Jakobs Tatjana C
Department of Ophthalmology, Massachusetts Eye and Ear Infirmary, Harvard Medical School, Boston, Massachusetts 02114.
Cold Spring Harb Perspect Med. 2014 Jul 1;4(7):a020636. doi: 10.1101/cshperspect.a020636.

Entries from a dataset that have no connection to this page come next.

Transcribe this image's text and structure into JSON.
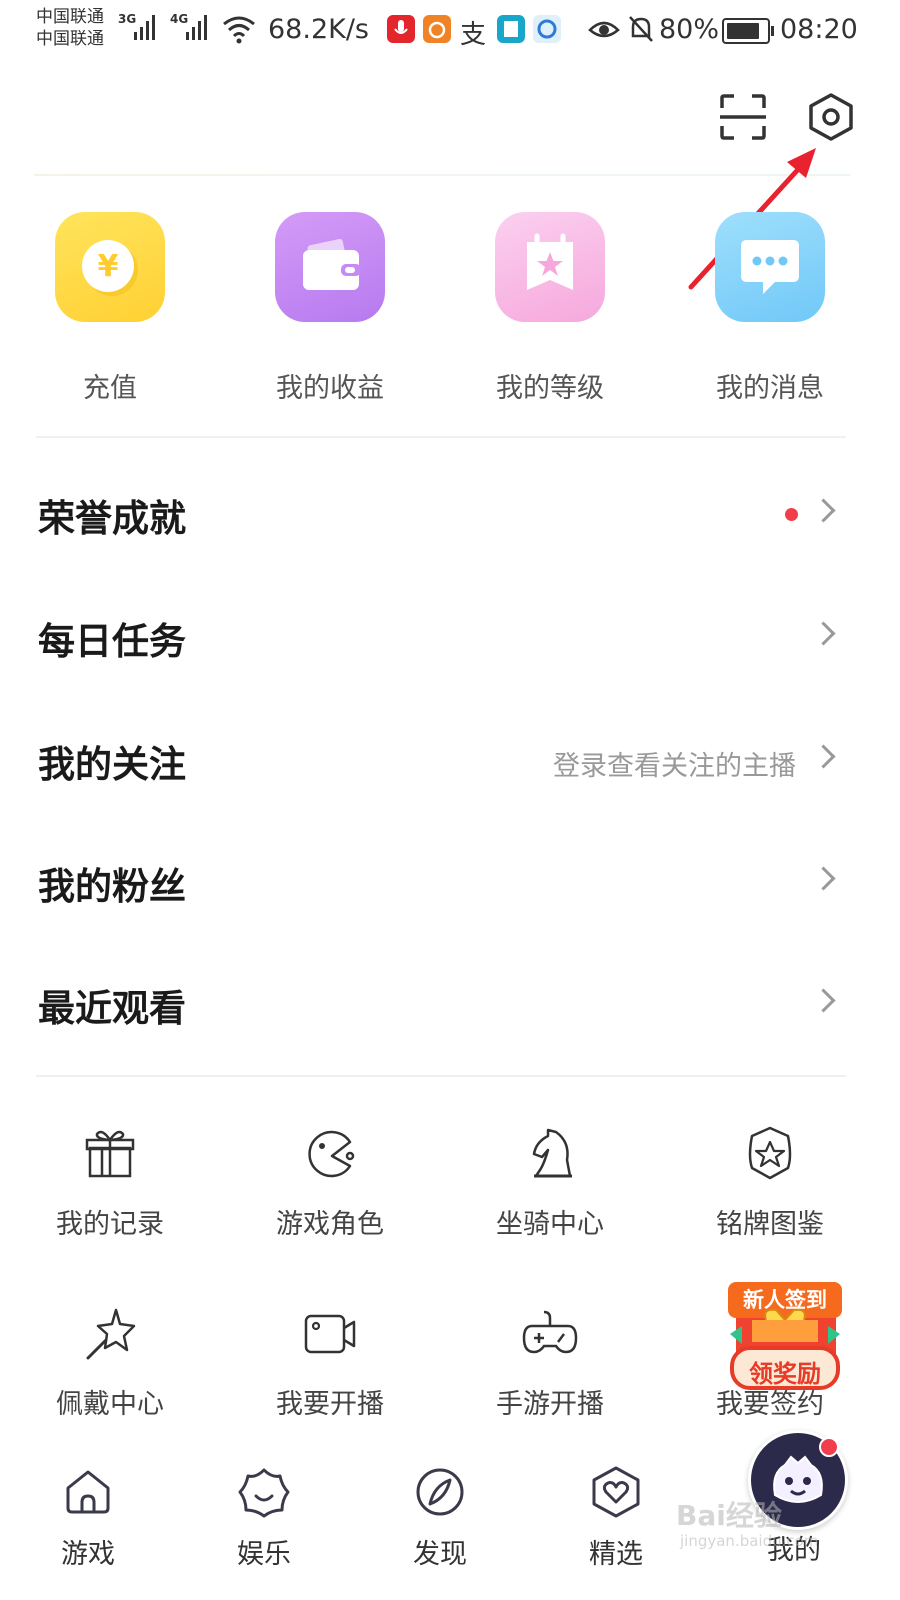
{
  "status_bar": {
    "carrier_1": "中国联通",
    "carrier_2": "中国联通",
    "net_1": "3G",
    "net_2": "4G",
    "speed": "68.2K/s",
    "battery_level": 0.8,
    "battery_text": "80%",
    "time": "08:20",
    "zhi_glyph": "支"
  },
  "header": {
    "scan_icon": "scan-icon",
    "settings_icon": "settings-hexagon-icon",
    "annotation_color": "#e8232f"
  },
  "quick_actions": [
    {
      "label": "充值",
      "icon": "coin-yuan-icon",
      "color": "#ffd940",
      "glyph": "¥"
    },
    {
      "label": "我的收益",
      "icon": "wallet-icon",
      "color": "#c58af3"
    },
    {
      "label": "我的等级",
      "icon": "level-badge-icon",
      "color": "#f8b9e6"
    },
    {
      "label": "我的消息",
      "icon": "message-bubble-icon",
      "color": "#82d2fb"
    }
  ],
  "menu": [
    {
      "title": "荣誉成就",
      "hint": "",
      "has_dot": true
    },
    {
      "title": "每日任务",
      "hint": "",
      "has_dot": false
    },
    {
      "title": "我的关注",
      "hint": "登录查看关注的主播",
      "has_dot": false
    },
    {
      "title": "我的粉丝",
      "hint": "",
      "has_dot": false
    },
    {
      "title": "最近观看",
      "hint": "",
      "has_dot": false
    }
  ],
  "tools": [
    {
      "label": "我的记录",
      "icon": "gift-icon"
    },
    {
      "label": "游戏角色",
      "icon": "pacman-icon"
    },
    {
      "label": "坐骑中心",
      "icon": "chess-knight-icon"
    },
    {
      "label": "铭牌图鉴",
      "icon": "shield-star-icon"
    },
    {
      "label": "佩戴中心",
      "icon": "star-wand-icon"
    },
    {
      "label": "我要开播",
      "icon": "video-camera-icon"
    },
    {
      "label": "手游开播",
      "icon": "gamepad-icon"
    },
    {
      "label": "我要签约",
      "icon": "sign-contract-icon"
    }
  ],
  "promo": {
    "line1": "新人签到",
    "line2": "领奖励"
  },
  "nav": [
    {
      "label": "游戏",
      "icon": "home-icon"
    },
    {
      "label": "娱乐",
      "icon": "flower-icon"
    },
    {
      "label": "发现",
      "icon": "compass-icon"
    },
    {
      "label": "精选",
      "icon": "heart-shield-icon"
    },
    {
      "label": "我的",
      "icon": "avatar-icon"
    }
  ],
  "watermark": {
    "brand": "Bai经验",
    "url": "jingyan.baidu.com"
  }
}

In glaucoma, regardless of its etiology, retinal ganglion cells degenerate and eventually die. Although age and elevated intraocular pressure (IOP) are the main risk factors, there are still many mysteries in the pathogenesis of glaucoma. The advent of genome-wide microarray expression screening together with the availability of animal models of the disease has allowed analysis of differential gene expression in all parts of the eye in glaucoma. This review will outline the findings of recent genome-wide expression studies and discuss their commonalities and differences. A common finding was the differential regulation of genes involved in inflammation and immunity, including the complement system and the cytokines transforming growth factor β (TGFβ) and tumor necrosis factor α (TNFα). Other genes of interest have roles in the extracellular matrix, cell-matrix interactions and adhesion, the cell cycle, and the endothelin system.

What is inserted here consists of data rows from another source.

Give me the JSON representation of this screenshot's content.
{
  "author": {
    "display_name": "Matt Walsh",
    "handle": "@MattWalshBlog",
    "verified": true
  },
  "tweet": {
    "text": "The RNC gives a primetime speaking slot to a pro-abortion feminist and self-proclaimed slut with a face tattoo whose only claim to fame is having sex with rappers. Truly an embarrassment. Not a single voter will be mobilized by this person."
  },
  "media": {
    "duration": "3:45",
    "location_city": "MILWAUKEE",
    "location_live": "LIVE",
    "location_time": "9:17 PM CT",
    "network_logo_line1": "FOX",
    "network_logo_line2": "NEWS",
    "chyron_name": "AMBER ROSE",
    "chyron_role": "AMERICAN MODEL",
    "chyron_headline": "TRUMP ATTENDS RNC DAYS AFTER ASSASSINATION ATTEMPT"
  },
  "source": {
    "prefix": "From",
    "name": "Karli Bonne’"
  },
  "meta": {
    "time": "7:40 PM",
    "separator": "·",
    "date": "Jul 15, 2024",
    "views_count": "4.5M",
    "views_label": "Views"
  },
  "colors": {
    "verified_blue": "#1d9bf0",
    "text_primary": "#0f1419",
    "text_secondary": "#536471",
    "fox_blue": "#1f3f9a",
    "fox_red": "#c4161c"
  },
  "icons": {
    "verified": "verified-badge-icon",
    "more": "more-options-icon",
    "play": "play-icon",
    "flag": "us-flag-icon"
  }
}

在青光眼患者中,无论其病因如何,视网膜神经节细胞都会发生退化并最终死亡。尽管年龄和眼压升高是主要危险因素,但青光眼的发病机制仍存在许多谜团。全基因组微阵列表达筛选技术的出现以及该疾病动物模型的可得性,使得人们能够分析青光眼患者眼部各部位的差异基因表达。本综述将概述近期全基因组表达研究的结果,并讨论它们的共性与差异。一个共同的发现是,参与炎症和免疫的基因存在差异调节,包括补体系统以及细胞因子转化生长因子β(TGFβ)和肿瘤坏死因子α(TNFα)。其他受关注的基因在细胞外基质、细胞 - 基质相互作用与黏附、细胞周期以及内皮素系统中发挥作用。